CrystDragon · May 15, 2025, 9:45am

I somewhat agree.

In my personal practice, I always try to avoid retroactively conforming an already existed class hierarchy to a new protocol. When I have to, I must tell my self to remember re-stating every method from the protocol, even some methods have their default implementations in a protocol extension.

I often resort to this tedious structure:

protocol P {
  func foo()
  func bar()
}

extension P {
  func foo_default() { /* default impl */ }
  func foo() { foo_default() }

  func bar_default() { /* default impl */ }
  func bar() { bar_default() }
}

class Base: P {
  func foo() { foo_default() }
  func bar() { bar_default() }
}
class Derived: Base {}

The mild good side of it, is I can reset overriding when I want:

class FarDescendant: Derived {
  override func foo() { foo_default() }
}

this compensates for the missing :: syntax from C++.

ibex10 · May 15, 2025, 11:21am

In a scenario like this, it would be good if the compiler emitted a warning or error when it counters a func foo () invoking super.foo () without override in its decl.

QuinceyMorris · May 15, 2025, 4:39pm

It's less of a complication and more of a hole in the Swift language. There is a protocol inheritance chain running through a conformance hierarchy, and a class inheritance chain running through a class hierarchy, but the language doesn't really define how to connect the two when used together.

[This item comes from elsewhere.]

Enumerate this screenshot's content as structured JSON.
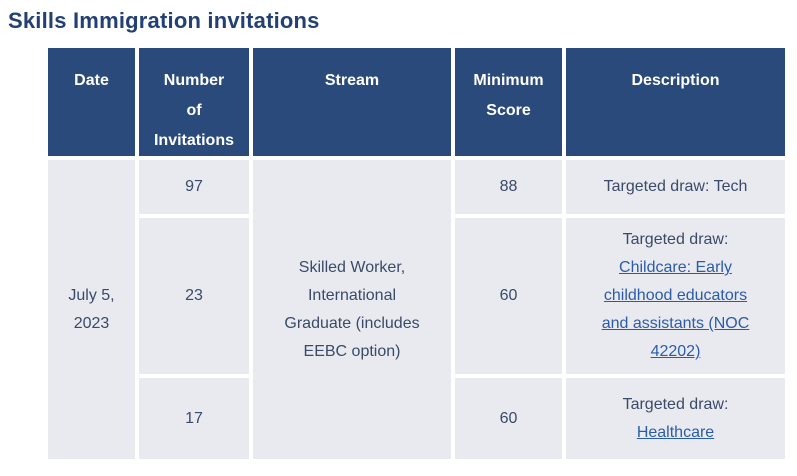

The statically-dispatched protocol extension method "feature" just sits in the middle of this hole, but it's an accidental overlap rather than a (partial) solution.

I would state the general "rule" as: don't attempt to mix protocol and class inheritance for a function signature. Whatever you'd be hoping for, probably isn't going to be the result.

xwu · May 15, 2025, 7:07pm

This is issue SR-103, tracked since at least 2015. It was (most recently?) discussed on these forums in 2019.